10,000,000 ÷ 86,400 ≈ 10⁷ ÷ 10⁵ = ~115 req/s average (≈ 100 to round).

Traffic is never flat, so I don't size for the average. Assuming a ~3× peak:

115 × 3 ≈ ~350 req/s peak — that's the number capacity is planned against.

The headline: average tells you the bill, peak tells you the box count.
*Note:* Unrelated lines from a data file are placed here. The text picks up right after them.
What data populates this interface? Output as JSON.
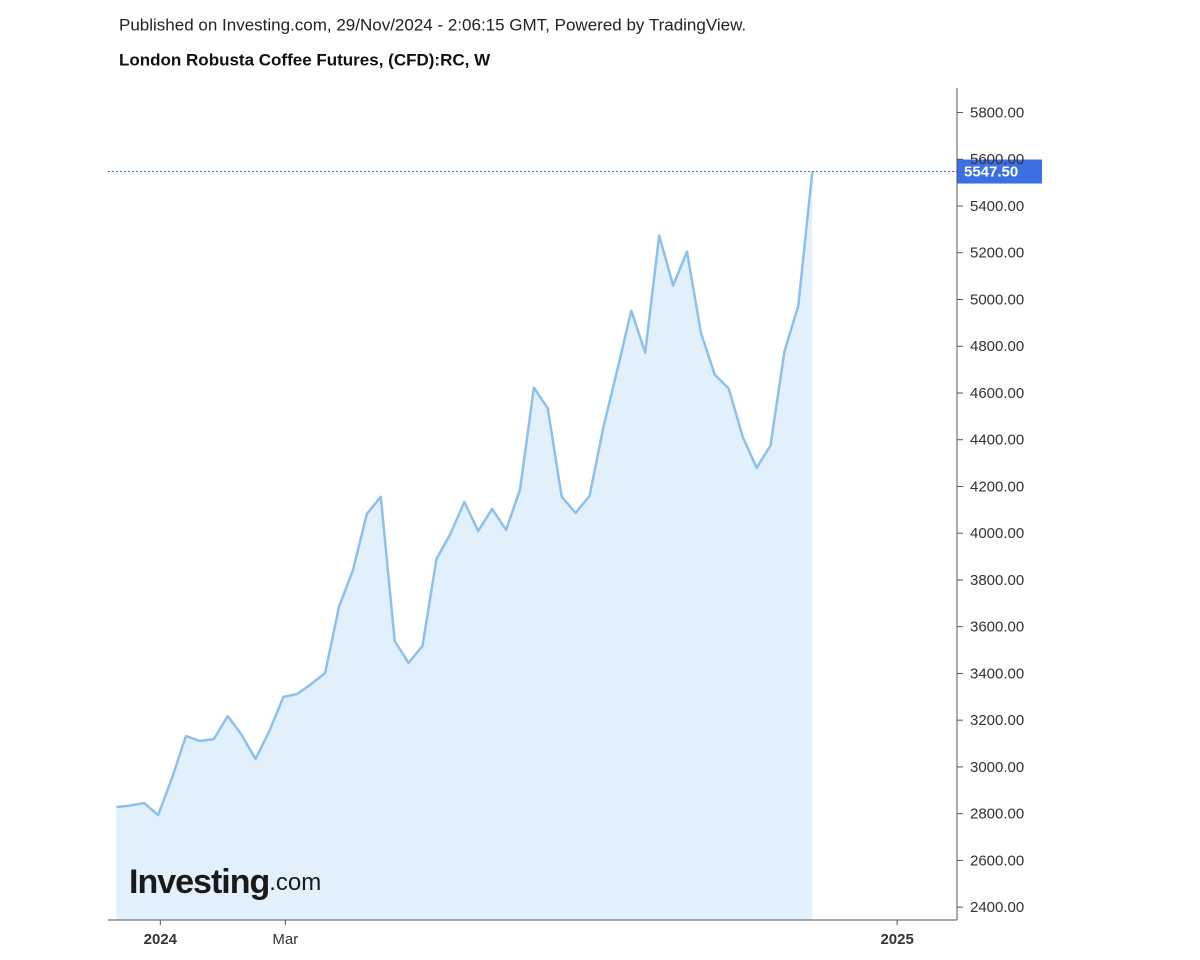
{
  "chart_data": {
    "type": "area",
    "header": "Published on Investing.com, 29/Nov/2024 - 2:06:15 GMT, Powered by TradingView.",
    "title": "London Robusta Coffee Futures, (CFD):RC, W",
    "watermark": "Investing",
    "watermark_suffix": ".com",
    "categories": [
      null,
      null,
      null,
      null,
      null,
      null,
      null,
      null,
      null,
      null,
      null,
      null,
      null,
      null,
      null,
      null,
      null,
      null,
      null,
      null,
      null,
      null,
      null,
      null,
      null,
      null,
      null,
      null,
      null,
      null,
      null,
      null,
      null,
      null,
      null,
      null,
      null,
      null,
      null,
      null,
      null,
      null,
      null,
      null,
      null,
      null,
      null,
      null,
      null,
      null,
      null
    ],
    "series": [
      {
        "name": "RC",
        "color": "#8ec0ec",
        "fill": "#e1f0fb",
        "values": [
          2828,
          2835,
          2845,
          2794,
          2952,
          3132,
          3111,
          3119,
          3218,
          3137,
          3034,
          3154,
          3299,
          3312,
          3355,
          3402,
          3685,
          3843,
          4083,
          4156,
          3539,
          3445,
          3518,
          3890,
          3997,
          4134,
          4010,
          4104,
          4014,
          4186,
          4623,
          4533,
          4156,
          4087,
          4160,
          4456,
          4700,
          4952,
          4773,
          5274,
          5060,
          5205,
          4858,
          4678,
          4619,
          4413,
          4280,
          4375,
          4777,
          4974,
          5547.5
        ],
        "value_labels": [
          null,
          null,
          null,
          null,
          null,
          null,
          null,
          null,
          null,
          null,
          null,
          null,
          null,
          null,
          null,
          null,
          null,
          null,
          null,
          null,
          null,
          null,
          null,
          null,
          null,
          null,
          null,
          null,
          null,
          null,
          null,
          null,
          null,
          null,
          null,
          null,
          null,
          null,
          null,
          null,
          null,
          null,
          null,
          null,
          null,
          null,
          null,
          null,
          null,
          null,
          "5547.50"
        ],
        "label_color": "#3c6fe0"
      }
    ],
    "xlim": [
      -0.6,
      60.4
    ],
    "xticks": [
      {
        "value": 3.16,
        "label": "2024"
      },
      {
        "value": 12.14,
        "label": "Mar"
      },
      {
        "value": 56.1,
        "label": "2025"
      }
    ],
    "ylim": [
      2345,
      5905
    ],
    "yticks": [
      {
        "value": 2400,
        "label": "2400.00"
      },
      {
        "value": 2600,
        "label": "2600.00"
      },
      {
        "value": 2800,
        "label": "2800.00"
      },
      {
        "value": 3000,
        "label": "3000.00"
      },
      {
        "value": 3200,
        "label": "3200.00"
      },
      {
        "value": 3400,
        "label": "3400.00"
      },
      {
        "value": 3600,
        "label": "3600.00"
      },
      {
        "value": 3800,
        "label": "3800.00"
      },
      {
        "value": 4000,
        "label": "4000.00"
      },
      {
        "value": 4200,
        "label": "4200.00"
      },
      {
        "value": 4400,
        "label": "4400.00"
      },
      {
        "value": 4600,
        "label": "4600.00"
      },
      {
        "value": 4800,
        "label": "4800.00"
      },
      {
        "value": 5000,
        "label": "5000.00"
      },
      {
        "value": 5200,
        "label": "5200.00"
      },
      {
        "value": 5400,
        "label": "5400.00"
      },
      {
        "value": 5600,
        "label": "5600.00"
      },
      {
        "value": 5800,
        "label": "5800.00"
      }
    ],
    "grid": false
  }
}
You provision for peak (plus headroom), not for the daily mean.

Follow-up: "Where does the 3× come from?" → It's a default for a consumer app with a daily usage curve (quiet at night, busy in the evening). If the product is global and always-on, peak is flatter (~1.5–2×); if it's spiky (ticket sales, flash deals), peak can be 10×+. Always state the multiplier you assumed.

Q1.2 — 200M daily active users each make 20 requests/day. What's the peak QPS?
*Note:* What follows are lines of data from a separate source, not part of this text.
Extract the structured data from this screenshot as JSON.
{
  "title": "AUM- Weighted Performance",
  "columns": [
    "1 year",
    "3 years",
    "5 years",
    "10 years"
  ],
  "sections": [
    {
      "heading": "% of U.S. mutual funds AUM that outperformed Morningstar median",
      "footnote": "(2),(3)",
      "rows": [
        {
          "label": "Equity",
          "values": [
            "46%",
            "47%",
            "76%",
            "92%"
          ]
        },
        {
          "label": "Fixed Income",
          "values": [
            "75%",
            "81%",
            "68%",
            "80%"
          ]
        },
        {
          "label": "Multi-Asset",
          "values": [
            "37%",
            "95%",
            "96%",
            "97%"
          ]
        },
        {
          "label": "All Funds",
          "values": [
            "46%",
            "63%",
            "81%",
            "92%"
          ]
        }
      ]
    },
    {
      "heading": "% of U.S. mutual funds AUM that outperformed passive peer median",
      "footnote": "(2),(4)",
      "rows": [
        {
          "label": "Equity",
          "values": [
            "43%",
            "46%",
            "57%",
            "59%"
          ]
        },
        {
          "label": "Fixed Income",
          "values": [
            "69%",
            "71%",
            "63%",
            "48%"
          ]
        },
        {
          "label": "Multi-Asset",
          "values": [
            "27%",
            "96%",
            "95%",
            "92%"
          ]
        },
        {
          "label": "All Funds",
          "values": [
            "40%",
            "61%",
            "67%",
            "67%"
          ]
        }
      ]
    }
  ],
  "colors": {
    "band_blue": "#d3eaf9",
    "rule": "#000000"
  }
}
Probing: Comfort chaining two multiplications, then converting, then peaking.

Model answer: Total daily requests first, then per-second, then peak:

200M × 20 = 4 × 10⁹ requests/day. 4 × 10⁹ ÷ 10⁵ s = ~40,000 req/s average. Peak ~3× → ~120,000 req/s.

So this is a six-figure-QPS system — comfortably past one machine, into a fleet behind a load balancer. The exact 40K vs 115K doesn't change that conclusion, which is the point of estimating: it picks the class of design.
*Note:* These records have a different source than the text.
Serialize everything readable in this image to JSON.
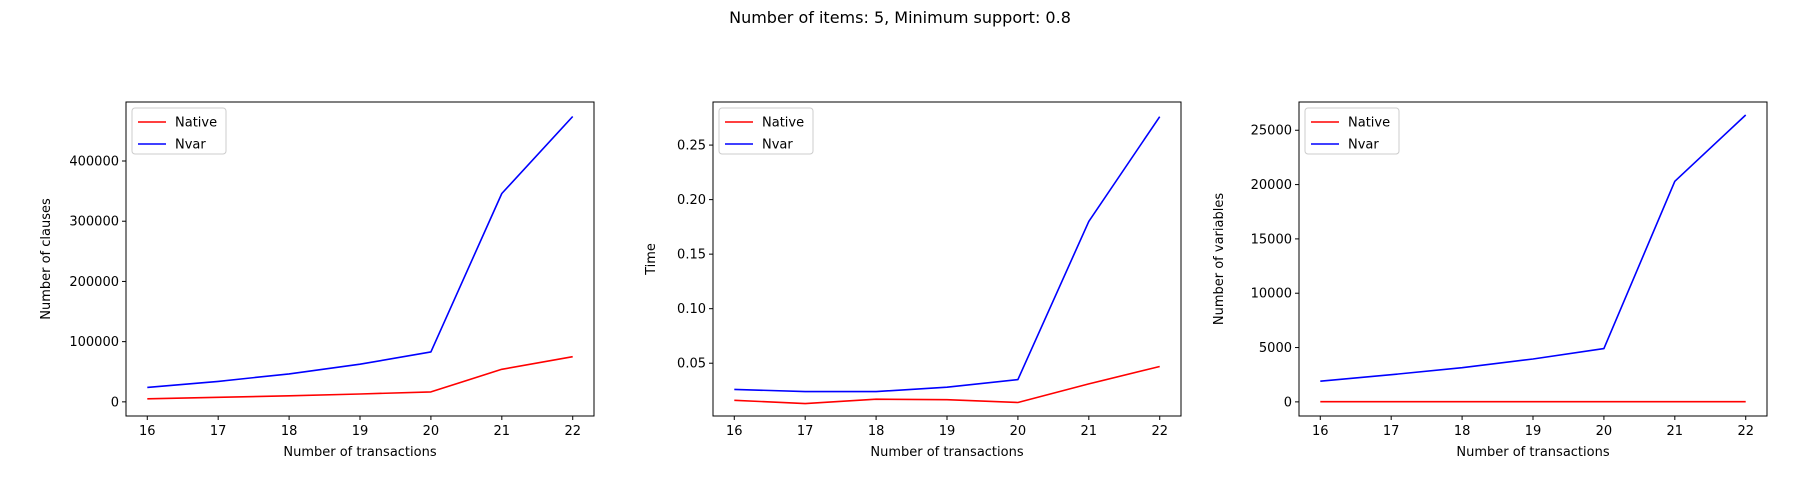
{
  "figure": {
    "suptitle": "Number of items: 5, Minimum support: 0.8"
  },
  "chart_data": [
    {
      "type": "line",
      "xlabel": "Number of transactions",
      "ylabel": "Number of clauses",
      "x": [
        16,
        17,
        18,
        19,
        20,
        21,
        22
      ],
      "xlim": [
        15.7,
        22.3
      ],
      "ylim": [
        -23500,
        498000
      ],
      "xticks": [
        16,
        17,
        18,
        19,
        20,
        21,
        22
      ],
      "yticks": [
        0,
        100000,
        200000,
        300000,
        400000
      ],
      "legend": "upper left",
      "series": [
        {
          "name": "Native",
          "color": "#ff0000",
          "values": [
            5000,
            7500,
            10000,
            13000,
            16500,
            54000,
            75000
          ]
        },
        {
          "name": "Nvar",
          "color": "#0000ff",
          "values": [
            24000,
            34000,
            46500,
            62500,
            83000,
            346000,
            474000
          ]
        }
      ]
    },
    {
      "type": "line",
      "xlabel": "Number of transactions",
      "ylabel": "Time",
      "x": [
        16,
        17,
        18,
        19,
        20,
        21,
        22
      ],
      "xlim": [
        15.7,
        22.3
      ],
      "ylim": [
        0.0016,
        0.2895
      ],
      "xticks": [
        16,
        17,
        18,
        19,
        20,
        21,
        22
      ],
      "yticks": [
        0.05,
        0.1,
        0.15,
        0.2,
        0.25
      ],
      "legend": "upper left",
      "series": [
        {
          "name": "Native",
          "color": "#ff0000",
          "values": [
            0.016,
            0.013,
            0.017,
            0.0165,
            0.014,
            0.031,
            0.047
          ]
        },
        {
          "name": "Nvar",
          "color": "#0000ff",
          "values": [
            0.026,
            0.024,
            0.024,
            0.028,
            0.035,
            0.18,
            0.276
          ]
        }
      ]
    },
    {
      "type": "line",
      "xlabel": "Number of transactions",
      "ylabel": "Number of variables",
      "x": [
        16,
        17,
        18,
        19,
        20,
        21,
        22
      ],
      "xlim": [
        15.7,
        22.3
      ],
      "ylim": [
        -1300,
        27600
      ],
      "xticks": [
        16,
        17,
        18,
        19,
        20,
        21,
        22
      ],
      "yticks": [
        0,
        5000,
        10000,
        15000,
        20000,
        25000
      ],
      "legend": "upper left",
      "series": [
        {
          "name": "Native",
          "color": "#ff0000",
          "values": [
            20,
            20,
            20,
            20,
            20,
            20,
            20
          ]
        },
        {
          "name": "Nvar",
          "color": "#0000ff",
          "values": [
            1900,
            2500,
            3150,
            3950,
            4900,
            20300,
            26400
          ]
        }
      ]
    }
  ]
}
Follow-up: "Read or write?" → Almost always split reads from writes, because they hit different parts of the system. If 19 of those 20 daily requests are reads (timelines, profiles) and 1 is a write (a post), then ~38K read QPS goes to caches/replicas and only ~2K write QPS hits the primary database — a 19:1 ratio that reshapes the whole design.

Q1.3 — Why convert "per day" to "per second" at all, instead of just reasoning in millions/day?

Probing: Understanding why the unit matters, not just how to compute it.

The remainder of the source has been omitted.